Hey guys 'n' gals, I'm someone who started programming back in (gasp) '65, actually writing a mainframe program.
I've done 360 Assembler, Cobol, fortran, C, Pascal, APL, and invented the Xmodem protocol that got many early computer hobbyists "online" in the last 70's, and with superb hardware hacker Randy Suess, invented the Bulletin Board System in '78, giving people something HOBBY based to call in to. .
SO after tens of thousands of lines of assembler, I finally graduated to a bit of Pascal, C, etc, and can "learn under the duress" of needing something small, pick up some Perl, or VBA, or whatever. (I NEVER NEVER could understand PROLOGUE, with its goal seeking, etc).
I'm now a retired IBMer after 44 years, and wanting to program in something other than my beloved KEDIT macros, and being quite ADD and etc have trouble focusing on really comprehending "Object Oriented".

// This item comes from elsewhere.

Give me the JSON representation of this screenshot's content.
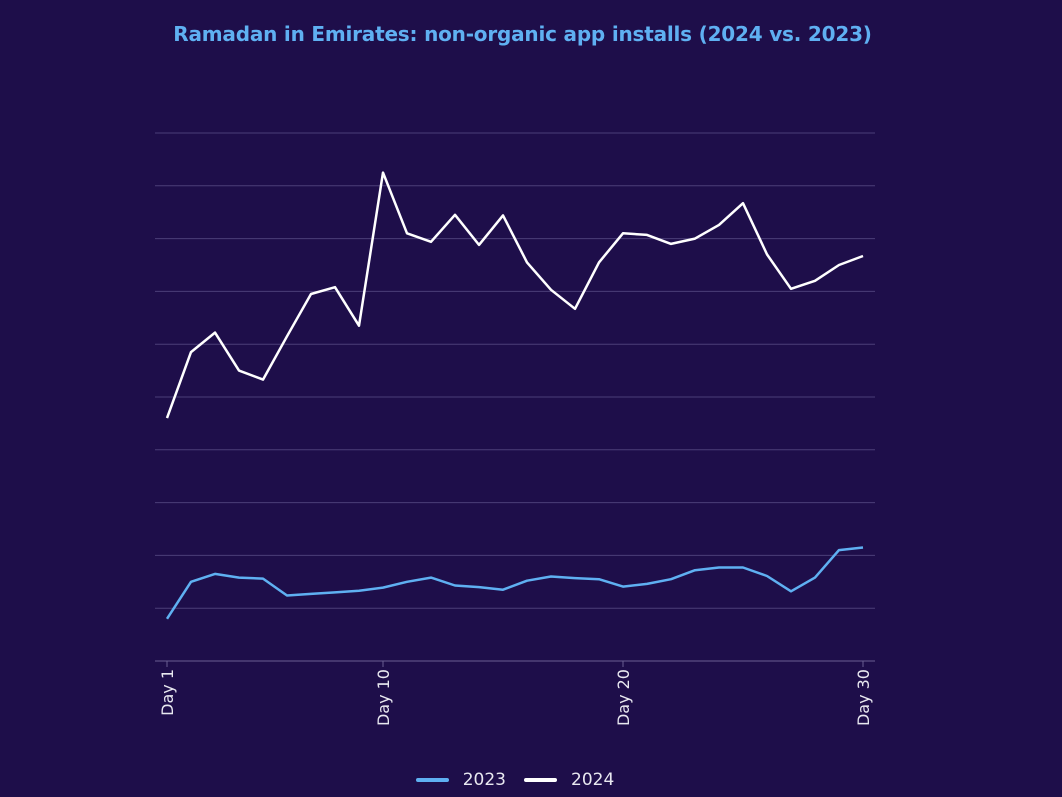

I learned the "fundamentals" of Windows programming thanks to AUTOIT3, i.e. the idea of putting stuff out there and waiting for the OS to tell you someone did something with your GUI interface.
I am struggling terribly with Code::Blocks and wxwidgets, for while a quick install and sample program worked great in console mode, there's always something funky with wx like finding "Oh, you have the wrong library" (unknown unwind something). Right now I'm wondering if I can't have compiled wxwidgets to another DRIVE than C::B and gcc etc are installed on - for copying the directories from E: to C: some things started working.
I'm also confused by the plethora of places you can poke in your path, (haha) i.e. "set environment variables", then "settings" for compiler, linker, etc. So right now I have wxmsw28d_core undefined in the linker, but I compiled with 2.9.4, but I see nothing *_core except wx_core.dsp, so I become lost again.
QUESTION: In searching documentation, some of it is dated, and points to older versions, so I would like to take my struggles and document them, as to the steps to follow, etc. There are too many things in the current documentation that say things like "check your config files" which is aimed at someone who has done this many times before, i.e. KNOWS WHICH CONFIG FILES, etc.
Good to be here! Looking forward to learning more.